Nutritional assessment is a two-part process.
- Screening evaluation is performed on every animal. Based on this screening, pets that are healthy and without risk factors need no additional nutritional assessment.
- Extended evaluation is performed when one or more nutrition-related risk factors are found or suspected based on the screening evaluation [Table 2].
The interview portion of the evaluation should be performed by a person trained to elicit required information from the caregiver most knowledgeable about the pet(s). A detailed nutritional history should be obtained. A variety of forms are available for recording these findings.9,10
Nutritional screening is part of routine history taking and physical examination of every animal. Information collected should include assessment of each of the parameters of the circle of nutrition.

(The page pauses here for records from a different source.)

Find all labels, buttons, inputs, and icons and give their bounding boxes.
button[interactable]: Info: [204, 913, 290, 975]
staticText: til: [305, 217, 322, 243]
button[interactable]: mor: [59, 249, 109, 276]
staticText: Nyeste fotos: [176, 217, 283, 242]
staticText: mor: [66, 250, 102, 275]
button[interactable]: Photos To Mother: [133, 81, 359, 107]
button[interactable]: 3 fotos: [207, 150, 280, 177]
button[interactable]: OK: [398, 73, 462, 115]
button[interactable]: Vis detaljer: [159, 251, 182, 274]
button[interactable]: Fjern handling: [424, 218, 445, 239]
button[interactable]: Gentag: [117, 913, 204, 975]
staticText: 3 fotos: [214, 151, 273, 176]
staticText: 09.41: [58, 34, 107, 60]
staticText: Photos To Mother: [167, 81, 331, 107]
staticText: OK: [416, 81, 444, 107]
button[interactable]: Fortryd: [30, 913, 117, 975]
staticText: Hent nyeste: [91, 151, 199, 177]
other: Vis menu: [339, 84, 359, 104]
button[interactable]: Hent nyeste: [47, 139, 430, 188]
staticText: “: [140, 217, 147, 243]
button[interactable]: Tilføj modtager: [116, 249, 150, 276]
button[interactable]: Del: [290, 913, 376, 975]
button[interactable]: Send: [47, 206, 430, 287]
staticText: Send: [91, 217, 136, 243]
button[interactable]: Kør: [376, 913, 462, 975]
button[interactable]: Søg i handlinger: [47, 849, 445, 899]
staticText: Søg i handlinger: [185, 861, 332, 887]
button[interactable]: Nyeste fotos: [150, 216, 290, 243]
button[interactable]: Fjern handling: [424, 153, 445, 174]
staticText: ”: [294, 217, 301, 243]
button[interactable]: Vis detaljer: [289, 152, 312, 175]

life factors, by themselves, may not call for an extended evaluation if the animal is otherwise healthy. Low or high activity level, multiple pets in the home, gestation, lactation, or age <1 year or >7 years, all create a need for closer scrutiny. Although these factors by themselves may not trigger an extended evaluation, they should cause the veterinarian to scrutinize the pet's situation more closely. Specific risk factors known to influence nutritional status include those listed in Table 2. When features are identified that raise one's "index of suspicion" for a nutrition-related problem, an extended nutritional evaluation may be indicated
The value of an extended nutritional evaluation increases as the number of risk factors and their severity increases. Moreover, sufficient concern about any one parameter may be enough to warrant extended evaluation.
If no concerns are raised by the screening evaluation, then the nutritional assessment is complete.